Studies on the thermoregulatory effects of remimazolam are scarce. Those that have been conducted have reported that remimazolam is superior to other anesthetics such as propofol or sevoflurane in maintaining body temperature during anesthesia in patients undergoing prostate and gynecological surgery [12, 13]. However, these studies may have been influenced by confounding factors, such as the type of surgery, patient positioning (e.g., lithotomy position), intraabdominal cold carbon dioxide insufflation, and the relatively large amount of intraoperative fluid administration and blood loss, which could affect comparisons of anesthetic effects on body temperature. It is difficult to find studies on body temperature during surgery in which patient position and surgical characteristics may have relatively little effect thereon. Furthermore, to the best of our knowledge, there are no studies that compare the effects of desflurane and remimazolam on intraoperative hypothermia. Therefore, this study aimed to investigate and compare the incidence of intraoperative hypothermia in patients receiving remimazolam and desflurane as anesthesia maintenance agents for endoscopic nasal surgery.
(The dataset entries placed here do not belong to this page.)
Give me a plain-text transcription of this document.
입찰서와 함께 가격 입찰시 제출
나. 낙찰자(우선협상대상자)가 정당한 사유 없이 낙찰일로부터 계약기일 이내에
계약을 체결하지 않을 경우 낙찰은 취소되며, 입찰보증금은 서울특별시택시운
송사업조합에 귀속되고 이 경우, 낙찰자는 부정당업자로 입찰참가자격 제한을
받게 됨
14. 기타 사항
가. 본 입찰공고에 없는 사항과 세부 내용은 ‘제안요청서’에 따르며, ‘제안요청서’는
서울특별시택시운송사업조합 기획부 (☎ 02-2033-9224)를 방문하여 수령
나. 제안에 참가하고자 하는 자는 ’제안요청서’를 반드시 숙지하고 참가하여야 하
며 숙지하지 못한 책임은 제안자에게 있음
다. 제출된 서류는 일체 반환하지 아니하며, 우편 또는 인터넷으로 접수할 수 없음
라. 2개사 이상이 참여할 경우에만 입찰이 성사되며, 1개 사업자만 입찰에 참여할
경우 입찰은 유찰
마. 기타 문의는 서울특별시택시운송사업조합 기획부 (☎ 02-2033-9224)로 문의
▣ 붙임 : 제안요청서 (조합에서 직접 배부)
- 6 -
This prospective randomized controlled trial was conducted between November 2021 and August 2023 at a single university hospital. The study was approved by the Institutional Review Board (KYUH 2021-09-021) and registered with the Korean Clinical Research Information Service (https://cris.nih.go.kr/, KCT0006838). Written informed consent was obtained from the participants or their legal guardians.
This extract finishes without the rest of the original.